VENEZIA. Gli investigatori italiani ancora non hanno stabilito dove siano i 17 dipinti rapinato al Museo di Castelvecchio di Verona, ma hanno una certezza: uno dei capolavori trafugati non sarebbe più custodito in Moldavia, anzi sarebbe stato già venduto, tanto che gli italiani del gruppo avrebbero dovuto volare a Chisinau, la capitale, per ritirare dai complici moldavi i primi centomila euro della vendita. Sono le intercettazioni a rivelare questa circostanza, trascrizioni che in parte sono finite nella documentazione inviata dalla Procura di Verona al Tribunale del riesame di Venezia presieduto dal giudice Angelo Risi. E i magistrati veneziani, nei giorni scorsi, hanno accolto soltanto uno dei ricorsi presentati dagli indagati finiti in manette: è stato, infatti, scarcerato il moldavo Vasile Cheptene, mentre restano in carcere la guardia giurata Francesco Silvestri, il gemello Pasquale, l’altro italiano Denis Damaschin e il moldavo Victor Potinga. Secondo la ricostruzione degli inquirenti, Cheptene guidava una Renault Clio mentre Potinga era al voltante di una Trafic. Per i giudici del Riesame, però, gli indizi nei confronti del moldavo liberato non sono sufficienti e gravi. Per gli altri, invece, le prove hanno resistito, in udienza c’era anche il pm Gennaro Ottaviano.

Gli autori del colpo, dunque, sono al sicuro, in parte in Italia in parte in Moldavia, ma purtropopo i capolavori di Mantegna, Bellini, Pisanello, Rubens, Jacopo e Domenico Tintoretto e altri non sono ancora stati rintracciati: gli investigatori, infatti, avrebbero ricostruito passo a passo la banda, dal furto alla fuga in Moldavia grazie alle telecamere della città di Verona e alle intercettazioni, solo fino ad un certo punto. Fino alla casa di uno degli arrestati, poi ne hanno perso le tracce, erano stati nascosti per oltrepassare le frontiere all’interno di scatoloni – in apparenza contenitori di televisori – da far arrivare in Moldavia. Poi, da quella casa sono stati spostati e non si conosce il luogo dove siano finiti. Il basista e l’ideatore del colpo sarebbe stato la guardia giurata che lavorava all’interno del museo Francesco Silvestri, mentre ora il fratello e la moglie moldava Svitlana Pkachuk (ai domiciliari) avrebbero cominciato a collaborare, riferendo particolari importanti, ma non sarebbero a conoscenza del luogo dove i quadri sono stati nascosti.
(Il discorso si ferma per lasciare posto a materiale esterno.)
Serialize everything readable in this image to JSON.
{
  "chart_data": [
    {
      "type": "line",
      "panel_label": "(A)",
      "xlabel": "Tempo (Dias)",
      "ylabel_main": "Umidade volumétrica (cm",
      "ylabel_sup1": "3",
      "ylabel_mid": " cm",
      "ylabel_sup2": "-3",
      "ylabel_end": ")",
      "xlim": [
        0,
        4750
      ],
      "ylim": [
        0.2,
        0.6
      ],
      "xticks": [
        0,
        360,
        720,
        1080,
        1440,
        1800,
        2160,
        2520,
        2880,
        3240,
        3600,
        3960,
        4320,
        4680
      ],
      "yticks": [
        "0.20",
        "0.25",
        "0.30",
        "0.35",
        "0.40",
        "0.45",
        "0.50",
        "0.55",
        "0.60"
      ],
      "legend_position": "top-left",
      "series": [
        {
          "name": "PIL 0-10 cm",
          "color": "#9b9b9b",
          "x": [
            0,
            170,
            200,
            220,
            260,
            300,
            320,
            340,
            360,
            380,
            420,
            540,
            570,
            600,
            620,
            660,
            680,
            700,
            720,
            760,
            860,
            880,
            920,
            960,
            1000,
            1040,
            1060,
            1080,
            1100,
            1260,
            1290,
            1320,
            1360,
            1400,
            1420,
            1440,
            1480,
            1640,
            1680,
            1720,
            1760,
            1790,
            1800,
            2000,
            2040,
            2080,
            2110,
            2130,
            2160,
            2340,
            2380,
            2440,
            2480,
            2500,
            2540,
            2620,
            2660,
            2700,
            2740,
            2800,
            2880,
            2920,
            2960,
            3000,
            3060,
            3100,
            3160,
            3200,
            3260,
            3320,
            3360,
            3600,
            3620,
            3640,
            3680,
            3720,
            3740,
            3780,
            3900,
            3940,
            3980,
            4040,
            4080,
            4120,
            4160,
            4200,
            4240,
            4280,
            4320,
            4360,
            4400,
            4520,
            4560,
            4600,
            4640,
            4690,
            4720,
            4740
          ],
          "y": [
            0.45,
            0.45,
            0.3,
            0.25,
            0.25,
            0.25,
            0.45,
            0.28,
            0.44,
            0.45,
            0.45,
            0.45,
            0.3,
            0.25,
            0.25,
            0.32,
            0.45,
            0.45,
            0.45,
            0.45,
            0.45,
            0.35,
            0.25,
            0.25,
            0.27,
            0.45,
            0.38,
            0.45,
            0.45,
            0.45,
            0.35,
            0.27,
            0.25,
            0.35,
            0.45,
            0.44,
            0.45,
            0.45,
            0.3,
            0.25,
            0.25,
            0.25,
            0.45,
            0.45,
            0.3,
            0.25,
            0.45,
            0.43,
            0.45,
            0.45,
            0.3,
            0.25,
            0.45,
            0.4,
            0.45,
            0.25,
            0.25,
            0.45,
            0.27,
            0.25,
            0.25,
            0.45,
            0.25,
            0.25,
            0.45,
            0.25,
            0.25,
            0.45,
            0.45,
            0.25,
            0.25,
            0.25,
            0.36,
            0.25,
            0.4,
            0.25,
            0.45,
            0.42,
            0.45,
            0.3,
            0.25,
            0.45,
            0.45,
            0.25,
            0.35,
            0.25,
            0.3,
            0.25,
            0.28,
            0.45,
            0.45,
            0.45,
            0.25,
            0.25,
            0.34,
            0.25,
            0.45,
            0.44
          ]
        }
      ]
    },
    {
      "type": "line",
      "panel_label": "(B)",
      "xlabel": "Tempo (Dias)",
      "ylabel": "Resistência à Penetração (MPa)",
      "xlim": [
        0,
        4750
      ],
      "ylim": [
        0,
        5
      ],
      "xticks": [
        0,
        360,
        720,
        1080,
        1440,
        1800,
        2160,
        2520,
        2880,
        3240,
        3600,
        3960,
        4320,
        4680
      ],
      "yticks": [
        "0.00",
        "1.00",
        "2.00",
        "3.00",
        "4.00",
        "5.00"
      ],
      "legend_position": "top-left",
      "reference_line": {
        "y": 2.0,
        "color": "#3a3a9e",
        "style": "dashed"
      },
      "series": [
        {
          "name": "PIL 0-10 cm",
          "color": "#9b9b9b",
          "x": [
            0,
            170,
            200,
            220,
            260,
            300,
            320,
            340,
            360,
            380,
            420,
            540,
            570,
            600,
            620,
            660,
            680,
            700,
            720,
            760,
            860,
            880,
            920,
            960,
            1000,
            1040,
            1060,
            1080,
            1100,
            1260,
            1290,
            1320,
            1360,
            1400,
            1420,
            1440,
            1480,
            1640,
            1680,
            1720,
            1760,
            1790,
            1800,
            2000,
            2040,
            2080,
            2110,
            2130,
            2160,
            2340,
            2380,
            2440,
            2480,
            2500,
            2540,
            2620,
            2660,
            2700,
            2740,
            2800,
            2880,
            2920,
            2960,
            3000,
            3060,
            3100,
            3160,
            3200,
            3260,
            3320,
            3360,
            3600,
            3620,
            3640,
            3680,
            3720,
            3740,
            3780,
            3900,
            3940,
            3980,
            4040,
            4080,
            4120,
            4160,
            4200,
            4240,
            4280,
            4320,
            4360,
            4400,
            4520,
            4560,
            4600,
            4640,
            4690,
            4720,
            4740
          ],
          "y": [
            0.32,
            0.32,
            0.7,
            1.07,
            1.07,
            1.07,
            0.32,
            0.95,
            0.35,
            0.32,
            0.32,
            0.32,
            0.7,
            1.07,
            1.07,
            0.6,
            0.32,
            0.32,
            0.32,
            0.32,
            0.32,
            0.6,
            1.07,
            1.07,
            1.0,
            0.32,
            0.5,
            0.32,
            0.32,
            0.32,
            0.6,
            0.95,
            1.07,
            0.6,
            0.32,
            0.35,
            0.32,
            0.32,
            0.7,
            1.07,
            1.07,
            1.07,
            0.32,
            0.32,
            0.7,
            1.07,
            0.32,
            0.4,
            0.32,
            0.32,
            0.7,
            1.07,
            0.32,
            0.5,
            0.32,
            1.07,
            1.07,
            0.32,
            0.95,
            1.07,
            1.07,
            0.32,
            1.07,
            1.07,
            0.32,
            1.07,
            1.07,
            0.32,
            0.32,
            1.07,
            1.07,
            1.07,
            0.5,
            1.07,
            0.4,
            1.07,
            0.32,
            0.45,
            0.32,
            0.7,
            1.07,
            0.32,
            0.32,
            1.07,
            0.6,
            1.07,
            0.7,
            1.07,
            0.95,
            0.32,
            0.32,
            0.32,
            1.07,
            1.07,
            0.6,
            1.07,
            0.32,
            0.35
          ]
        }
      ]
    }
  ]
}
Il timore degli inquirenti è che il quadro venduto sia finito nelle mani di un collezionista russo e, in questo caso, sarebbe davvero difficile recuperarlo. Ma c’è un altro sospetto, quello che tutti i dipinti siano stati passati ad un gruppo di mafiosi russi.

La sera del 19 novembre scorso erano tre i banditi che, attorno alle 19.30, avevano fatto irruzione nella rocca di Castelvecchio, sulle rive dell’Adige, nel pieno centro di Verona, legando immobilizzando la cassiera e la guardia giurata. Dopo aver staccato una per una le 17 opere d’arte dalle pareti dell’esposizione, le avevano caricate proprio sull’auto di Silvestri, e con questa erano fuggiti senza lasciare traccia. Dalle dichiarazioni contraddittorie della guardia giurata hanno preso avvio le indagini. Un particolare ha destato da subito i sospetti degli inquirenti: perché la cassiera, con un arto artificiale, era riuscita agevolmente a liberarsi, mentre Silvestri aveva raccontato di essere stato del tutto immobilizzato? Il furto aveva scatenato le polemiche sulla sicurezza all’interno di uno dei musei più importanti d’Italia, e la notizia aveva fatto il giro del mondo.